The court also noted that Aldi’s product featured faint horizontal lines and whole fruit images. These designs were inconsistent with the rest of Aldi’s range but were found on Thatchers’ products. This departure from usual design “can only have been in order to convey the message that the Aldi Product was like the Thatchers Product, only cheaper”, the judges said. The Court of Appeal noted that these factors taken together were evidence that Aldi did intend to take advantage of Thatchers’ trade mark reputation to assist the sales of the own brand cider product.

The court dismissed Aldi’s defence of using its design in accordance with honest commercial practices, concluding that its actions constituted unfair competition. This defence was not open to Aldi because Aldi had no justification for using its label. Aldi was probably aware of the Thatchers trade mark, but in any event could reasonably have carried out clearance searches before adopting its label and should have appreciated that Thatchers would object to it.

Swithenbank said: “While the decision may not bring an end to lookalikes or the current practice of competitors benchmarking the leading product to develop their own, this case is significant for consumer goods brand owners looking to challenge imitation products.  Infringement by free riding does not require consumers to be deceived between the leading product and their alternative. It must only be shown that by virtue of the similarity of the marks used by each party the power of attraction has been transferred from the brand leader to the competitor product.  That is a significantly lower bar and an imitator’s intention to unfairly take advantage in that way has at least evidential relevance to that question.”

“The judgment serves as a cautionary tale about the risks of designing products that closely resemble those of established brands,” said Dennis.

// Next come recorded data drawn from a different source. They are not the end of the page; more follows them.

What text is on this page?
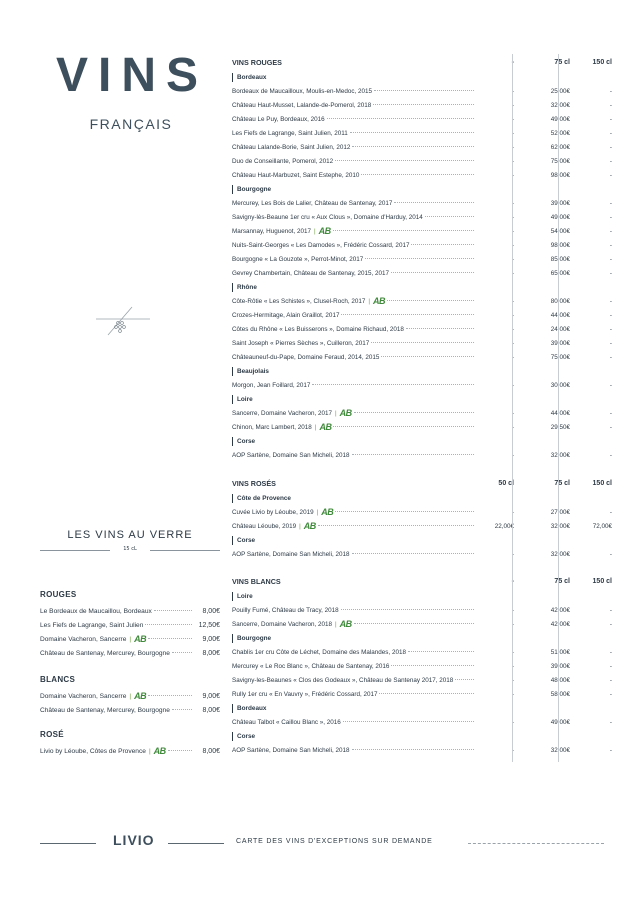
VINS
FRANÇAIS
LES VINS AU VERRE
15 cL
VINS ROUGES	-	75 cl	150 cl
Bordeaux
Bordeaux de Maucailloux, Moulis-en-Medoc, 2015	-	25,00€	-
Château Haut-Musset, Lalande-de-Pomerol, 2018	-	32,00€	-
Château Le Puy, Bordeaux, 2016	-	49,00€	-
Les Fiefs de Lagrange, Saint Julien, 2011	-	52,00€	-
Château Lalande-Borie, Saint Julien, 2012	-	62,00€	-
Duo de Conseillante, Pomerol, 2012	-	75,00€	-
Château Haut-Marbuzet, Saint Estephe, 2010	-	98,00€	-
Bourgogne
Mercurey, Les Bois de Lalier, Château de Santenay, 2017	-	39,00€	-
Savigny-lès-Beaune 1er cru « Aux Clous », Domaine d'Harduy, 2014	-	49,00€	-
Marsannay, Huguenot, 2017 | AB	-	54,00€	-
Nuits-Saint-Georges « Les Damodes », Frédéric Cossard, 2017	-	98,00€	-
Bourgogne « La Gouzote », Perrot-Minot, 2017	-	85,00€	-
Gevrey Chambertain, Château de Santenay, 2015, 2017	-	65,00€	-
Rhône
Côte-Rôtie « Les Schistes », Clusel-Roch, 2017 | AB	-	80,00€	-
Crozes-Hermitage, Alain Graillot, 2017	-	44,00€	-
Côtes du Rhône « Les Buisserons », Domaine Richaud, 2018	-	24,00€	-
Saint Joseph « Pierres Sèches », Cuilleron, 2017	-	39,00€	-
Châteauneuf-du-Pape, Domaine Feraud, 2014, 2015	-	75,00€	-
Beaujolais
Morgon, Jean Foillard, 2017	-	30,00€	-
Loire
Sancerre, Domaine Vacheron, 2017 | AB	-	44,00€	-
Chinon, Marc Lambert, 2018 | AB	-	29,50€	-
Corse
AOP Sartène, Domaine San Micheli, 2018	-	32,00€	-
VINS ROSÉS	50 cl	75 cl	150 cl
Côte de Provence
Cuvée Livio by Léoube, 2019 | AB	-	27,00€	-
Château Léoube, 2019 | AB	22,00€	32,00€	72,00€
Corse
AOP Sartène, Domaine San Micheli, 2018	-	32,00€	-
VINS BLANCS	-	75 cl	150 cl
Loire
Pouilly Fumé, Château de Tracy, 2018	-	42,00€	-
Sancerre, Domaine Vacheron, 2018 | AB	-	42,00€	-
Bourgogne
Chablis 1er cru Côte de Léchet, Domaine des Malandes, 2018	-	51,00€	-
Mercurey « Le Roc Blanc », Château de Santenay, 2016	-	39,00€	-
Savigny-les-Beaunes « Clos des Godeaux », Château de Santenay 2017, 2018	-	48,00€	-
Rully 1er cru « En Vauvry », Frédéric Cossard, 2017	-	58,00€	-
Bordeaux
Château Talbot « Caillou Blanc », 2016	-	49,00€	-
Corse
AOP Sartène, Domaine San Micheli, 2018	-	32,00€	-
LIVIO	CARTE DES VINS D'EXCEPTIONS SUR DEMANDE
ROUGES
Le Bordeaux de Maucaillou, Bordeaux	8,00€
Les Fiefs de Lagrange, Saint Julien	12,50€
Domaine Vacheron, Sancerre | AB	9,00€
Château de Santenay, Mercurey, Bourgogne	8,00€
BLANCS
Domaine Vacheron, Sancerre | AB	9,00€
Château de Santenay, Mercurey, Bourgogne	8,00€
ROSÉ
Livio by Léoube, Côtes de Provence | AB	8,00€
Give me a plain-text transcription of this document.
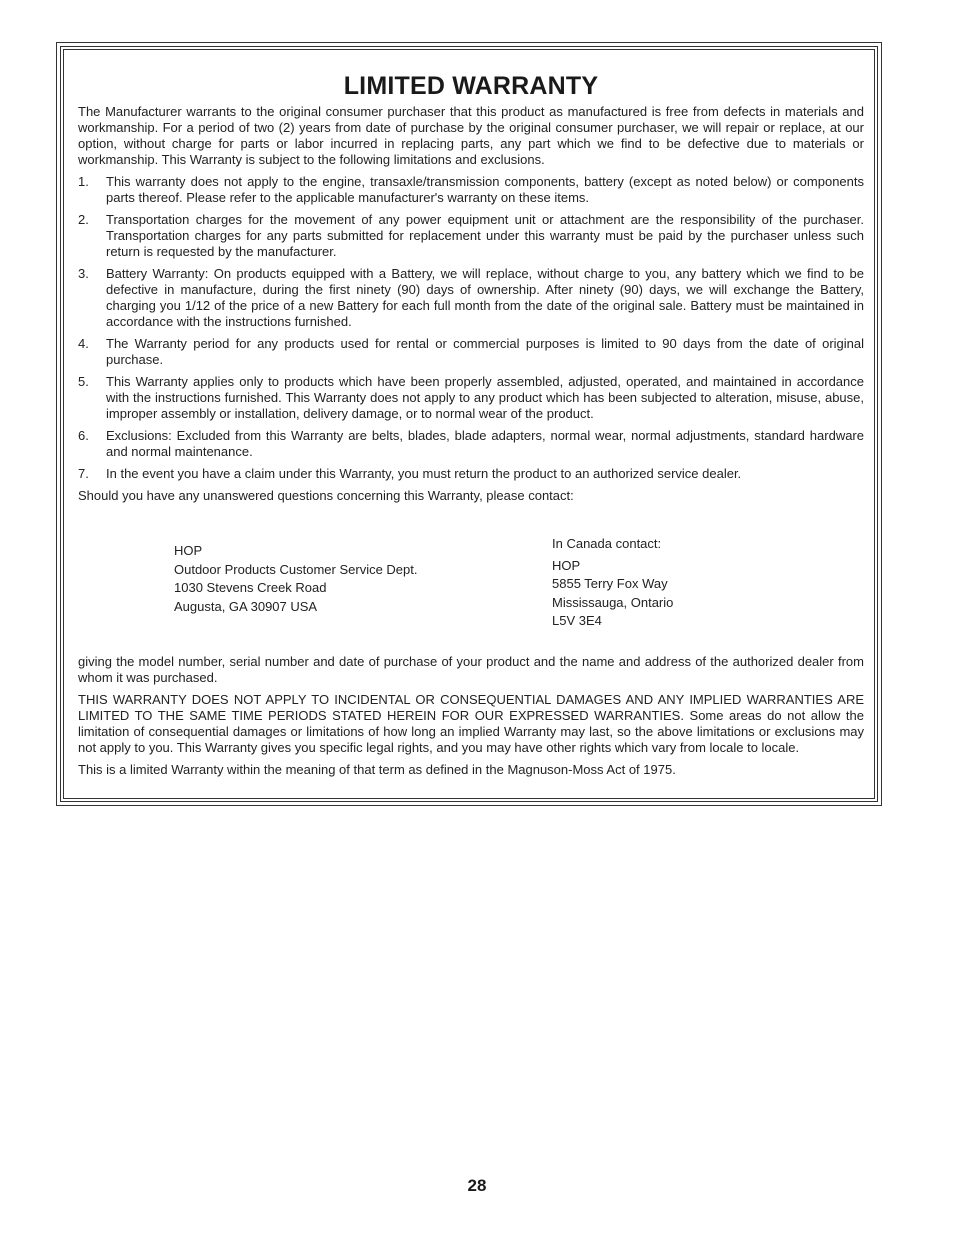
LIMITED WARRANTY

The Manufacturer warrants to the original consumer purchaser that this product as manufactured is free from defects in materials and workmanship. For a period of two (2) years from date of purchase by the original consumer purchaser, we will repair or replace, at our option, without charge for parts or labor incurred in replacing parts, any part which we find to be defective due to materials or workmanship. This Warranty is subject to the following limitations and exclusions.

1.	This warranty does not apply to the engine, transaxle/transmission components, battery (except as noted below) or components parts thereof. Please refer to the applicable manufacturer's warranty on these items.
2.	Transportation charges for the movement of any power equipment unit or attachment are the responsibility of the purchaser. Transportation charges for any parts submitted for replacement under this warranty must be paid by the purchaser unless such return is requested by the manufacturer.
3.	Battery Warranty: On products equipped with a Battery, we will replace, without charge to you, any battery which we find to be defective in manufacture, during the first ninety (90) days of ownership. After ninety (90) days, we will exchange the Battery, charging you 1/12 of the price of a new Battery for each full month from the date of the original sale. Battery must be maintained in accordance with the instructions furnished.
4.	The Warranty period for any products used for rental or commercial purposes is limited to 90 days from the date of original purchase.
5.	This Warranty applies only to products which have been properly assembled, adjusted, operated, and maintained in accordance with the instructions furnished. This Warranty does not apply to any product which has been subjected to alteration, misuse, abuse, improper assembly or installation, delivery damage, or to normal wear of the product.
6.	Exclusions: Excluded from this Warranty are belts, blades, blade adapters, normal wear, normal adjustments, standard hardware and normal maintenance.
7.	In the event you have a claim under this Warranty, you must return the product to an authorized service dealer.

Should you have any unanswered questions concerning this Warranty, please contact:

HOP
Outdoor Products Customer Service Dept.
1030 Stevens Creek Road
Augusta, GA 30907 USA
In Canada contact:
HOP
5855 Terry Fox Way
Mississauga, Ontario
L5V 3E4

giving the model number, serial number and date of purchase of your product and the name and address of the authorized dealer from whom it was purchased.

THIS WARRANTY DOES NOT APPLY TO INCIDENTAL OR CONSEQUENTIAL DAMAGES AND ANY IMPLIED WARRANTIES ARE LIMITED TO THE SAME TIME PERIODS STATED HEREIN FOR OUR EXPRESSED WARRANTIES. Some areas do not allow the limitation of consequential damages or limitations of how long an implied Warranty may last, so the above limitations or exclusions may not apply to you. This Warranty gives you specific legal rights, and you may have other rights which vary from locale to locale.

This is a limited Warranty within the meaning of that term as defined in the Magnuson-Moss Act of 1975.

28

“It underscores the importance of robust trade mark protection. It is likely that the judgment will be criticised by some as lessening competition to the detriment of consumers. However, a correct reading of the judgment shows it does not restrain competition which is fair in the sense of competitors being clear in their branding that their product is a cheaper alternative but without encroaching on the trade mark rights of others.”